イディオはトリコを天使だと断言したが、その態度からその存在を完全に理解しているわけではないのではないかと思った。僅かでも希望があるなら無下にしないのではないかという推測は、外れていなかったようだ。
「なら、俺が天使様をお呼びしてくる」
「あ、お願いします」
イスヒスが善は急げと早速部屋を後にする。あの性格と外見と声に天使様という単語が似合わなくて、小夜は少しほっこりしてしまった。
だというのに。
「じゃあ、足を出して」
「へ?」
言いながら、イディオが懐からナイフを取り出した。きらりん、と短い刃が光る。
「も、持ち歩いてんの?」
「切れ味が悪いと、無駄に痛いからね」
あまりにも持ち方が堂に入っていて、小夜は少々頬が引きつった。自分の血を採るためだとは分かるが、絵面がなんとも怖い。
小夜は苦笑しながら辞退した。
「えっと、怪我はそのままでいいよ。切れ味が良くったって、痛いもんは痛いでしょ?」
普通に歩くくらいにはそこまで痛まない。イディオを傷付けるほどではない。という意味であったのだが。
「……変なの」
イディオが笑みを引っ込めて、怪訝そうにそう言った。ちょっと傷付いた。
「その怪我、溺れた時にも血が出ていたのか?」
ちーんと沈んでいると、別の所から声を掛けられた。やっと黙考から帰還したらしいフィイアである。
「はい、多分。出てたと思います、けど」
あの時は逃げるのに必死で、足のことなど気にする余裕もなかった。そこに入水自殺を目撃してしまったのだ。目視はしていないが、出血は既にしていたと思われる。
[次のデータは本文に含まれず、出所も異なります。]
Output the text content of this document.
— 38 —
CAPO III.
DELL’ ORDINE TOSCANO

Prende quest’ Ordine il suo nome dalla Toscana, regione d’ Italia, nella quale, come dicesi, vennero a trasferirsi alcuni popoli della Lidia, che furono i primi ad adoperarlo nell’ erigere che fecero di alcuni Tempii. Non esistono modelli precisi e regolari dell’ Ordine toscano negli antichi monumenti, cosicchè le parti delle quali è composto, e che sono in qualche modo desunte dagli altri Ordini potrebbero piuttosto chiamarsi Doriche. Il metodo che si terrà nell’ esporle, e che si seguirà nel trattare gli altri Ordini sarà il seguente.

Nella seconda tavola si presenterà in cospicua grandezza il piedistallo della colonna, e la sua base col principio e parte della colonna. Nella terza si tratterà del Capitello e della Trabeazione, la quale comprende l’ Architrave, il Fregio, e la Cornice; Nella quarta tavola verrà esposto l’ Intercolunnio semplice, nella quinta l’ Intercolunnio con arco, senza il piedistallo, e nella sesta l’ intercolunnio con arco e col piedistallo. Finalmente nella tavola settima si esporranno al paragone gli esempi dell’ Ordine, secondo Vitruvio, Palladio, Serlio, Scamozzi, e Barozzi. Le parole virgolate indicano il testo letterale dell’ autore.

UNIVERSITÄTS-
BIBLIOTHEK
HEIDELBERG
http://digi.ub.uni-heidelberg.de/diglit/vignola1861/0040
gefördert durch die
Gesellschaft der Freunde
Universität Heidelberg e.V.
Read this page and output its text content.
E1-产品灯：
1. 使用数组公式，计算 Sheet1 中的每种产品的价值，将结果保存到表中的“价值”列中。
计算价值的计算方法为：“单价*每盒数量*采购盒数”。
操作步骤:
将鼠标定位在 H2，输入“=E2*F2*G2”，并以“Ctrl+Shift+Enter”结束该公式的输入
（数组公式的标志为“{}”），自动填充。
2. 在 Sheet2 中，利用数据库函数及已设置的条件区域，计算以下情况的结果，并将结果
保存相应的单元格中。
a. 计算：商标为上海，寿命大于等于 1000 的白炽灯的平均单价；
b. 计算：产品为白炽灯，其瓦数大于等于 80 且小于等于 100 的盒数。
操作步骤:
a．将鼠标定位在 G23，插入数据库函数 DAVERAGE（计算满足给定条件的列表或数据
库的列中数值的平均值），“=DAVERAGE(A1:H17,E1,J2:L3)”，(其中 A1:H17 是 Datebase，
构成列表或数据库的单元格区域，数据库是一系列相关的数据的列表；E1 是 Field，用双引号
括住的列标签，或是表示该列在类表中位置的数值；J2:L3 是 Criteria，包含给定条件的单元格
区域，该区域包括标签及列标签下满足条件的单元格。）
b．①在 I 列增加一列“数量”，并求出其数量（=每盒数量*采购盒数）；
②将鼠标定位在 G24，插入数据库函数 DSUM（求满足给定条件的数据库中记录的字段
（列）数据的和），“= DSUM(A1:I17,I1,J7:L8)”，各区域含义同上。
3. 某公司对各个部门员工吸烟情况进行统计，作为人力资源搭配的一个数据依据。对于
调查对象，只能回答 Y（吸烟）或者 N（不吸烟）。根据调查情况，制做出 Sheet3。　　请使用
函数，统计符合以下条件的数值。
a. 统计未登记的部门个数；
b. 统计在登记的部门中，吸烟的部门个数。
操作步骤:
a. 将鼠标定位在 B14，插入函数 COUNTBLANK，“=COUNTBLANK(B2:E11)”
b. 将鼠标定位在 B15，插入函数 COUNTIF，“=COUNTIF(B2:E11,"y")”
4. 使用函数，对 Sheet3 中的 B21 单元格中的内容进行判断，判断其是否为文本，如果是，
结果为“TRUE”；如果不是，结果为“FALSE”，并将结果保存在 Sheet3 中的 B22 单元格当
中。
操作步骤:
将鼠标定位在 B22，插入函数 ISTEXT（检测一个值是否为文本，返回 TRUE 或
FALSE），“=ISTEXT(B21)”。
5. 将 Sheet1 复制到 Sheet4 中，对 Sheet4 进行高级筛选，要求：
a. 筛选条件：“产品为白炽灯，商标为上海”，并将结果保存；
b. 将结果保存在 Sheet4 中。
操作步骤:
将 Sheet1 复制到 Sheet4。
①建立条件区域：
何がそんなに気になるのだろうと首を傾げる。見れば意外にも皆フィイアの続きを待っていた。
そして、再びの黙考の末。
「――――血だ」
そう言った。
何のことか、すぐには分からなかった。
(血……が何だろ? 聖泉に血が入ったからって……汚れ……)
ハッと理解した。そして青褪めた。
「ま、まさか、血の穢れがとかですか!?」
神聖なものと血との相性は、基本的に悪い。血は不浄とされ、接触や食事は勿論、女性を拒んだり、輸血を禁ずるものさえある。
聖泉もまた御神体のようなものと考えれば、そこに血を混ぜるなど言語道断であろう。
「す、すいません! いやでもこれはもうここぞとばかりに不可抗力を訴え」
「違う」
「たいぃ……って、え?」
知らずルキアノスにしがみついて平謝りしていた小夜は、フィイアの思わぬ眼力に、垂れ流していた弁明を飲み込んだ。
「俺が唯一声を聞いた時も、出血していた」
「なぁんだ、それなら私別に悪くない……」
と安堵する小夜には誰も構わず、イディオが息を呑んだ。
「! 聖泉の乙女もだ……!」
緑眼を大きく見開き、イディオがフィイアを見上げる。それを真っ直ぐに見つめ返す兄の瞳は強く、いつもの気怠げな色はどこにもなかった。
「血が引き金なんだ」
強く、微かな熱さえ込めて、フィイアが答えを導く。
「ほぉ。それはまた、興味深い」
ずっと無言だった神殿長が、ほくほくと白髭を弄んだ。